Sehr viel schneller als erwartet rücken irakische Regierungstruppen auf die Altstadt von Mossul vor. Der Widerstand des Islamischen Staates (IS) ist geringer als erwartet. Bereits vor sechs Tagen soll der selbst ernannte «Kalif» der Terrormilizen in einer «Abschiedsrede» die Niederlage eingestanden haben und seine Kämpfer zum «Märtyrertod» aufgefordert haben. Überprüfen lassen sich entsprechende irakische Medienberichte nicht.
Es mehren sich jedoch ganz konkrete Hinweise, dass der IS in seinem zunehmend aussichtsloseren Abwehrkampf auch Giftgas einsetzt. So wurden in einem Krankenhaus der Kurdenhauptstadt Erbil 15 Menschen behandelt, welche nach Erkenntnissen des Internationalen Komitees vom Roten Kreuz (IKRK) in den ersten zwei Märztagen in Mossul chemischen Kampfstoffen ausgesetzt waren. «Sie haben Blasen auf der Haut. Sie husten, müssen sich übergeben oder haben gerötete Augen», sagte IKRK-Sprecherin Sara al-Zawqari.
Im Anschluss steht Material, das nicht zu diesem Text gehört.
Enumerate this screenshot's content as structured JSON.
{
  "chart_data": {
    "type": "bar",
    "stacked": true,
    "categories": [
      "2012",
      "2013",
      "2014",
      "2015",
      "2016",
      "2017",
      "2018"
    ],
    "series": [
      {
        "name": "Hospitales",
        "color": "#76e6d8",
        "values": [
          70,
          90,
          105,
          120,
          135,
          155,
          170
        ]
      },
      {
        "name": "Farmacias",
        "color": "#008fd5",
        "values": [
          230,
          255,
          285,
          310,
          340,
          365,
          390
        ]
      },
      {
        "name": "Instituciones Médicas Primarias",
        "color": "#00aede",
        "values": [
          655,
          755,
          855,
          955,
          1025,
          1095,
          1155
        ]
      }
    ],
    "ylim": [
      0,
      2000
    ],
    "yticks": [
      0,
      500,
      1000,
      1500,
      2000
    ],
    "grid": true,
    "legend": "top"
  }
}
Hautblasen könnten ein Indiz für den Einsatz von Senfgas sein, das die Armee von Saddam Hussein während des ersten Golfkrieges (1980–1988) in gewaltigen Mengen zunächst gegen iranische Streitkräfte und später auch gegen irakische Kurden einsetzte. An den Spätfolgen der C-Waffen-Einsätze leiden noch heute mehr als eine Million Iraner. 200 000 Iraner und mehr als 40 000 irakische Kurden kamen bei Angriffen mit Senf- und Nervengas oder einer Kombination der beiden Kampfstoffe ums Leben.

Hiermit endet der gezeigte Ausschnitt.